Typically less than half of the injected water returns to the surface as "flowback" or, later, production brine, and in many cases recovery is less than 30 percent. In addition to the chemical additives, flowback water contains natural components of the gas shale including salt, some metals, and radionuclides and could impair water quality if released without proper treatment. While flowback water can be managed and treated at the surface, the fate of the water left in place, called residual treatment water or RTW, was previously uncertain.
Some have suggested that RTW may be able to flow upward along natural pathways, mainly fractures and faults, and contaminate overlying groundwater. Others have proposed that natural leakage of the Marcellus is occurring without human assistance through high-permeability fractures connecting the Marcellus directly to the water table and that hydraulic fracturing could worsen this situation.
The researchers report that ground water contamination is not likely because contaminant delivery rate would be too small even if leakage were possible, but more importantly, upward migration of RTW is not plausible due to capillary and osmotic forces that propel RTW into, not out of, the shale. Their study indicates that RTW will be stably retained within the shale formation due to multiphase capillary phenomena.
"Capillary forces and coupled diffusion-osmosis processes are the reasons the brines and the RTW are not free to escape from gas shale," said Engelder. "The most direct evidence of these forces is the observation that more than half the treatment waters are not recovered. Introducing treatment water causes gas shale to act like a sponge based on the principles of imbibition.
"Imbibition into gas shale is made possible by the high capillary suction that a fine-grained, water-wet shale matrix can exert on water. As water is wicked into gas shale, the natural gas in the shale is pushed out. The capillary forces that suck the RTW into the gas shale keep it there."
Estimating imbibition is complicated, but simple experiments conducted by the researchers show that water can be readily imbibed into gas shale in quantities fully capable of sequestering RTW. The researchers demonstrated this process in a series of experiments on cuttings recovered from the Union Springs Member of the Marcellus gas shale in Pennsylvania and on core plugs of Haynesville gas shale from NW Louisiana.
"The hydraulic fracturing fluid consists mostly of very low-salinity surface water, while the shale contains high concentrations of water soluble inorganic cations and anions," said Engelder. "During hydraulic fracturing water is lost to the formation while inorganic cations and anions are transferred from the formation to the hydraulic fracture. Diffusion osmosis assists the rapid imbibition of water by the shale and diffusion of ions into the treatment water causing the high salinities observed in flowback fluids. The point to be emphasized here is that this osmotic pressure pushes the hydraulic fracture fluids into the shale matrix, expelling gas and cations to make high-salinity flowback in the process."

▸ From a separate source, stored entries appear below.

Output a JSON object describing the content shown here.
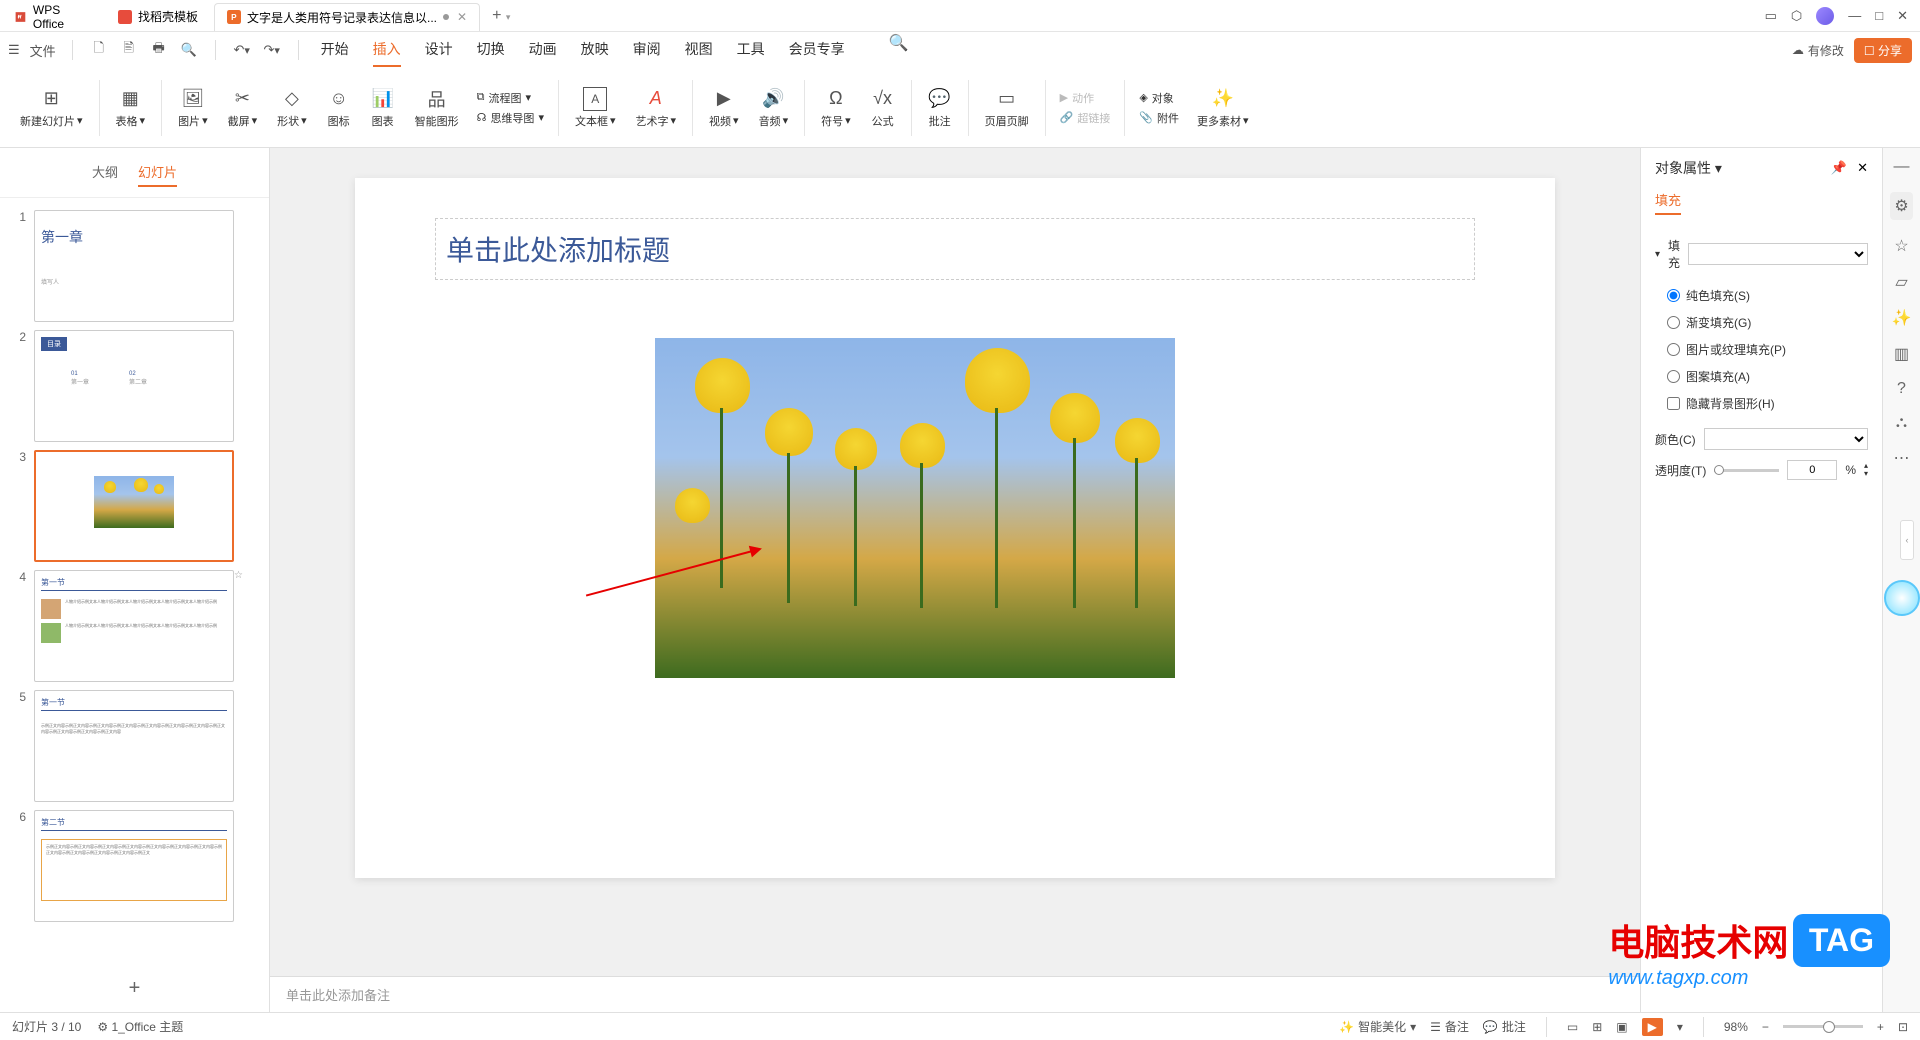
{
  "titlebar": {
    "tabs": [
      {
        "label": "WPS Office"
      },
      {
        "label": "找稻壳模板"
      },
      {
        "label": "文字是人类用符号记录表达信息以..."
      }
    ],
    "newtab": "+",
    "controls": {
      "min": "—",
      "max": "□",
      "close": "✕"
    }
  },
  "menubar": {
    "file": "文件",
    "tabs": [
      "开始",
      "插入",
      "设计",
      "切换",
      "动画",
      "放映",
      "审阅",
      "视图",
      "工具",
      "会员专享"
    ],
    "active": "插入",
    "modify": "有修改",
    "share": "分享"
  },
  "ribbon": {
    "items": [
      {
        "label": "新建幻灯片",
        "icon": "⊞"
      },
      {
        "label": "表格",
        "icon": "▦"
      },
      {
        "label": "图片",
        "icon": "🖼"
      },
      {
        "label": "截屏",
        "icon": "✂"
      },
      {
        "label": "形状",
        "icon": "◇"
      },
      {
        "label": "图标",
        "icon": "☺"
      },
      {
        "label": "图表",
        "icon": "📊"
      },
      {
        "label": "智能图形",
        "icon": "品"
      },
      {
        "label": "文本框",
        "icon": "A"
      },
      {
        "label": "艺术字",
        "icon": "A"
      },
      {
        "label": "视频",
        "icon": "▶"
      },
      {
        "label": "音频",
        "icon": "🔊"
      },
      {
        "label": "符号",
        "icon": "Ω"
      },
      {
        "label": "公式",
        "icon": "√x"
      },
      {
        "label": "批注",
        "icon": "💬"
      },
      {
        "label": "页眉页脚",
        "icon": "▭"
      }
    ],
    "flow": "流程图",
    "mind": "思维导图",
    "action": "动作",
    "hyperlink": "超链接",
    "object": "对象",
    "attach": "附件",
    "more": "更多素材"
  },
  "slidepanel": {
    "tabs": {
      "outline": "大纲",
      "slides": "幻灯片"
    },
    "slides": [
      {
        "num": "1",
        "title": "第一章",
        "sub": "填写人"
      },
      {
        "num": "2",
        "title": "目录"
      },
      {
        "num": "3",
        "title": ""
      },
      {
        "num": "4",
        "title": "第一节"
      },
      {
        "num": "5",
        "title": "第一节"
      },
      {
        "num": "6",
        "title": "第二节"
      }
    ]
  },
  "canvas": {
    "title_placeholder": "单击此处添加标题",
    "notes_placeholder": "单击此处添加备注"
  },
  "rightpanel": {
    "title": "对象属性",
    "tab": "填充",
    "section": "填充",
    "options": {
      "solid": "纯色填充(S)",
      "gradient": "渐变填充(G)",
      "picture": "图片或纹理填充(P)",
      "pattern": "图案填充(A)",
      "hidebg": "隐藏背景图形(H)"
    },
    "color_label": "颜色(C)",
    "trans_label": "透明度(T)",
    "trans_value": "0",
    "trans_unit": "%"
  },
  "statusbar": {
    "page": "幻灯片 3 / 10",
    "theme": "1_Office 主题",
    "beautify": "智能美化",
    "notes": "备注",
    "comments": "批注",
    "zoom": "98%"
  },
  "watermark": {
    "text": "电脑技术网",
    "tag": "TAG",
    "url": "www.tagxp.com"
  }
}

The researchers believe that in addition to there not being enough water in the shale to contaminate groundwater, the most important point of their work is that multiphase capillary phenomena must be considered in cases where a non-aqueous fluid is present in the subsurface pore space. The vadose zone -- the area from the surface to the groundwater -- and oil and gas migration cannot be understood using single-phase, porous-media flow methods, and any policy insights or prescriptions based on single-phase considerations will be fatally flawed, they argue.
"The practical implication is that hydrofracture fluids will be locked into the same 'permeability jail' that sequestered overpressured gas for over 200 million years," said Engelder. "If one wants to dispose of fracking waters, one could probably not choose a safer way to do so than to inject them into a gas shale."